Mother canned a lot. After I was married I planned to can
a hundred quarts of apples and a hundred quarts of tomatoes."
She also pickled beets by boiling them and putting them in
a vinegar solution to preserve them.
The Whole Hog
Farm families used every part of the hog. Some meat from
hogs was smoked or cured with salt (bacon, salt pork, and
ham). Meat had to be cured or preserved because most farms
did not have electricity to run refrigerators. Even the fat
from the hog [lard] was used to make soap.
"You
saved everything in those days … saved the liver. You
made the liverwurst [sausage]… We had a lot of sausage
and hams, cured our own hams … Even when we butchered…we
had other couples come over or some of my aunts and uncles
would come over, and you'd kind of divide up a little bit
when you went home." --Dean Buller (Quicktime required)

Some people rented a freezer box in town where they could store
meat because they did not have electricity on the farm to run
a refrigerator/freezer.
First the hog was killed, then dipped in a barrel of hot water
to help remove the hair. The skin was scraped over and over
to remove all the hair. Then the hog carcass was cut in pieces:
some for smoking and salt curing, some to be ground up
for sausage.
"We
had a regular little building for a smokehouse. Made
a fire underneath…a fire that wouldn't burn, just
smoke. Apple wood would be the best bark to use for to
give it a flavor… And the hams, we cut, made hams
and we salted them. The night of when we butchered we'd
salt the hams and the hind hams…and you'd be sure
and put that full of salt [so it wouldn't spoil]."
-- Albert
Friesen (Quicktime required)
Recipe: How to Make Soap
Sometimes Merna Bailey's family asks her for recipes. Even
though she knows people don't make their own soap anymore,
she is happy to share her recipe:
"Accumulations
of lard and fat from various butcherings plus bacon grease
and the lye would be poured into a big stone jar.
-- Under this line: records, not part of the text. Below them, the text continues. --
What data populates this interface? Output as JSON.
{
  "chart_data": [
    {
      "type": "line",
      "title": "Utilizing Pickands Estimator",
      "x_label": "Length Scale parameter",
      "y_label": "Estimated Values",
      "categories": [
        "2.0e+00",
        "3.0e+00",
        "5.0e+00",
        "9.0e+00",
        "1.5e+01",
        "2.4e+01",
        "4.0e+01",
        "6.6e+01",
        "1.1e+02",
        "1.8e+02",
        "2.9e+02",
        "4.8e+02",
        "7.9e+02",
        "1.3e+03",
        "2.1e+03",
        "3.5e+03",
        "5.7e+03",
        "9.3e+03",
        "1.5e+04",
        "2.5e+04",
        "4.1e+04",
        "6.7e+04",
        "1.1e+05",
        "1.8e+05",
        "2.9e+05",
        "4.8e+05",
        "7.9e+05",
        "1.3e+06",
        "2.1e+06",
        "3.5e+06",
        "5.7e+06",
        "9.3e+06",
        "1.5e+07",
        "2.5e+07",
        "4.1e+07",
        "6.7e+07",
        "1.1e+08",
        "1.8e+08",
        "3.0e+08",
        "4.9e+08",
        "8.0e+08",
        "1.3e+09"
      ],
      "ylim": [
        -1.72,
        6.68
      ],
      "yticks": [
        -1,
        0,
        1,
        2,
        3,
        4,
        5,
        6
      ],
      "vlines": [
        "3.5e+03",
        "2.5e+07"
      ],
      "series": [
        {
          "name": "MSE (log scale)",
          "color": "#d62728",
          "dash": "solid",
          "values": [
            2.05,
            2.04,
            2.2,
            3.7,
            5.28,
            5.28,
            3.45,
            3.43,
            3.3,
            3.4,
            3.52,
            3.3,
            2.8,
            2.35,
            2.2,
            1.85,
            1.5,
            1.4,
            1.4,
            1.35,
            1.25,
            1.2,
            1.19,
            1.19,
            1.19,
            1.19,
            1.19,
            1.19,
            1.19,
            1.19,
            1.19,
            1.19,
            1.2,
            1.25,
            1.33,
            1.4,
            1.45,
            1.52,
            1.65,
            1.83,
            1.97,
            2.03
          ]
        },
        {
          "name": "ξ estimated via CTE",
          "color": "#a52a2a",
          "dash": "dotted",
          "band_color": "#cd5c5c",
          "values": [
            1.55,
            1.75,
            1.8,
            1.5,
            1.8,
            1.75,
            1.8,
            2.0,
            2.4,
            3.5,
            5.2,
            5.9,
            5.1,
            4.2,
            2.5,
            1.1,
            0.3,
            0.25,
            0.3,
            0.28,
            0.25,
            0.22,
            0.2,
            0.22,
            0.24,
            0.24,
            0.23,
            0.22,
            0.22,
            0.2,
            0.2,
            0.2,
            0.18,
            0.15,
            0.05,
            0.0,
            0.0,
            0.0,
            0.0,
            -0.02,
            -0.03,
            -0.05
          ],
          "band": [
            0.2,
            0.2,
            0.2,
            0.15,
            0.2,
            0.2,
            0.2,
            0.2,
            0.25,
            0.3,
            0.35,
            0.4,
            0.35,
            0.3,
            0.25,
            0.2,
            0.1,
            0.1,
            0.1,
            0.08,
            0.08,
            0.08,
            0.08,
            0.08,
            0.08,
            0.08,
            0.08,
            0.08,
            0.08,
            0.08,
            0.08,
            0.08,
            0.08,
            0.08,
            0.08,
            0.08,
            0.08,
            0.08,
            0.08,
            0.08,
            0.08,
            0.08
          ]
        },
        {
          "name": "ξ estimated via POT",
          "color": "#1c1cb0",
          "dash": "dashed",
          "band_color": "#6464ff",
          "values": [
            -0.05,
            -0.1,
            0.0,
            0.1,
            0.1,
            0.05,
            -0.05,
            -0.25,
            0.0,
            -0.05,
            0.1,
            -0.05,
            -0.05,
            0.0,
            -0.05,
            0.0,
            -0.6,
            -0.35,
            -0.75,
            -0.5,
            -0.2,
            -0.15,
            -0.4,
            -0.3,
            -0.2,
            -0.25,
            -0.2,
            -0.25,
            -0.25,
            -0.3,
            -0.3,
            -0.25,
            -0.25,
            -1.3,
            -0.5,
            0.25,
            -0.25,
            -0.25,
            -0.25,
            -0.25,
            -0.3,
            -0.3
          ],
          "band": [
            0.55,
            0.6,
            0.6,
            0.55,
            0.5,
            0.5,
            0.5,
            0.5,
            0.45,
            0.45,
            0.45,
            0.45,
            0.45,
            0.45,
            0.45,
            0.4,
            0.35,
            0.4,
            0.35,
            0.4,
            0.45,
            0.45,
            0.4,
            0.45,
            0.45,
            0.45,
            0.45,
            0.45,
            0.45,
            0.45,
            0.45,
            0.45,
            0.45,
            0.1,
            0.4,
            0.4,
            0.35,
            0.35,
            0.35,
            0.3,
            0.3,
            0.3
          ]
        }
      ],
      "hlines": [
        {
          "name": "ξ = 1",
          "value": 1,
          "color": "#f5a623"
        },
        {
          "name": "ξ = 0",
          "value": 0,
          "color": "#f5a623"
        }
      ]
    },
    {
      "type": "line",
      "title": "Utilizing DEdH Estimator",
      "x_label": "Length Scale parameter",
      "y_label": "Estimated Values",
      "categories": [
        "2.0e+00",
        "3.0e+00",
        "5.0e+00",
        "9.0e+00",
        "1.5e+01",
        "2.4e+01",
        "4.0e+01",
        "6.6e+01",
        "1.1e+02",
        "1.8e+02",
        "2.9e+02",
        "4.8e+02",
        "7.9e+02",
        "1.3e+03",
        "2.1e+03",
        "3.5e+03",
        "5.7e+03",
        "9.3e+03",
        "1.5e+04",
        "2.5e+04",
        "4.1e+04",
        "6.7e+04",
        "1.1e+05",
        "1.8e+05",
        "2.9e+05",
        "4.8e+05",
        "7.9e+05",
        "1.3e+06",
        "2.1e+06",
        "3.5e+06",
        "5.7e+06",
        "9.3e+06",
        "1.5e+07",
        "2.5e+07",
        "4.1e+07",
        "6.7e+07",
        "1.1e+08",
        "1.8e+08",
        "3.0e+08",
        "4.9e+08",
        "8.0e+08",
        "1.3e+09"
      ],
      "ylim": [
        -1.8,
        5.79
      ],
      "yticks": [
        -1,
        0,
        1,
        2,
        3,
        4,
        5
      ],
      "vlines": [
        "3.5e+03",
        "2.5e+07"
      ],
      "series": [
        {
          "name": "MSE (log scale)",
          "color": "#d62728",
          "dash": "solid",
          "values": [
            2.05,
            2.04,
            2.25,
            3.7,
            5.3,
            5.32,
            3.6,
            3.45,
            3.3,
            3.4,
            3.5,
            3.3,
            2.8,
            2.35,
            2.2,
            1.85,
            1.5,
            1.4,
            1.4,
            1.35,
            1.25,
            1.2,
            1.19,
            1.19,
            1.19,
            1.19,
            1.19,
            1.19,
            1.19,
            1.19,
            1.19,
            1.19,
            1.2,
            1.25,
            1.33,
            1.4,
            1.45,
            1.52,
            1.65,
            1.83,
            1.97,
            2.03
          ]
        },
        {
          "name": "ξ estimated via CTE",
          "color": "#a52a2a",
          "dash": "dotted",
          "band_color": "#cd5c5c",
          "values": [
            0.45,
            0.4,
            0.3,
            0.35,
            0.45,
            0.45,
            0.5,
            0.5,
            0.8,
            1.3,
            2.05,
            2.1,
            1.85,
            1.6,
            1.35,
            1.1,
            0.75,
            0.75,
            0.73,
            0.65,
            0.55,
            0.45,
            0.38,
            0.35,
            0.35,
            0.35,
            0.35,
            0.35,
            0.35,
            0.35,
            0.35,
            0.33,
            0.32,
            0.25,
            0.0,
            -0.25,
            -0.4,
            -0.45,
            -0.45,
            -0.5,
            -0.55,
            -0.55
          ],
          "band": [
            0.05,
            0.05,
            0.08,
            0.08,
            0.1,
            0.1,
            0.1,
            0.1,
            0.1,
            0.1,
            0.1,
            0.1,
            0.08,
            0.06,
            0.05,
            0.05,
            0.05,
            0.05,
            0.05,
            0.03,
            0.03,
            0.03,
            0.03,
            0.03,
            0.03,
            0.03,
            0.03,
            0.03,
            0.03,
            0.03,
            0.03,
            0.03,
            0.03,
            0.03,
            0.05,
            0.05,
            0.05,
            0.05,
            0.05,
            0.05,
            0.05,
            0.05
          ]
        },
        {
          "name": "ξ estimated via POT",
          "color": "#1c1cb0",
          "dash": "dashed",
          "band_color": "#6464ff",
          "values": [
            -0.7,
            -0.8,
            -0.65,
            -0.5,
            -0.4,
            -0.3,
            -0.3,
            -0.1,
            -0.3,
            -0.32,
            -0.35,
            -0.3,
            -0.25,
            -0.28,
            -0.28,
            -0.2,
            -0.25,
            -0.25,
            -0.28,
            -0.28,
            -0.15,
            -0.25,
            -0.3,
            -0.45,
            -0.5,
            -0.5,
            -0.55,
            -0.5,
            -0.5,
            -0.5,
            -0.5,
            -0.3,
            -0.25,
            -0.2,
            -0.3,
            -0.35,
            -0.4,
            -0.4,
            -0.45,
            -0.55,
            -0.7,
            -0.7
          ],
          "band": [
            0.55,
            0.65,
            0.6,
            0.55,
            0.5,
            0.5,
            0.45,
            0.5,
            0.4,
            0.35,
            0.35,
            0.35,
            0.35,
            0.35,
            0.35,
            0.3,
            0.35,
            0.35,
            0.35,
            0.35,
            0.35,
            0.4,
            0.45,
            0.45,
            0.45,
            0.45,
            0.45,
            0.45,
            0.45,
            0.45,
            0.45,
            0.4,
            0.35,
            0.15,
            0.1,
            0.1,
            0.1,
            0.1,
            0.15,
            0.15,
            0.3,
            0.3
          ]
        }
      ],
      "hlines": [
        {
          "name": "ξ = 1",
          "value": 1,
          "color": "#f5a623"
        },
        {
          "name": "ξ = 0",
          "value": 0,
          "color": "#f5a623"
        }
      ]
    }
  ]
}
Using
one can of lye, two and a half pints of cold water, mix to
six pounds of fat, lard and what combination. The lye solution
is poured slowly. At the end steady stream and even stirring,
continuing to stir with a wooden spoon until it can stand
on its own. Leave for 24 hours and then cut…into bars
to dry and spread out. I felt so proud, good and proud
when I looked at those big chunks of soap…Using the lye
could be dangerous." -- Merna
Bailey (Quicktime required)
Pumping and plumbing
Few farmers in the 1920s had indoor plumbing. Instead, they
dug a hole four to five feet deep and placed a wooden outhouse
on top. The entire family used the outhouse year 'round. Hollis
Miller said their family's "privy" (outhouse) was
a small wooden structure that rested on the dirt over a deep
hole that had been dug by hand. Inside were two seats. No
flushing water, no toilet seat, no toilet paper. "You
always saved the Sears and Roebuck catalog," he said.
"We didn't have the tissue paper that you have today."
He remembers running to the outhouse on cold winter days and
using crumpled up pages of the Sears catalog as toilet paper.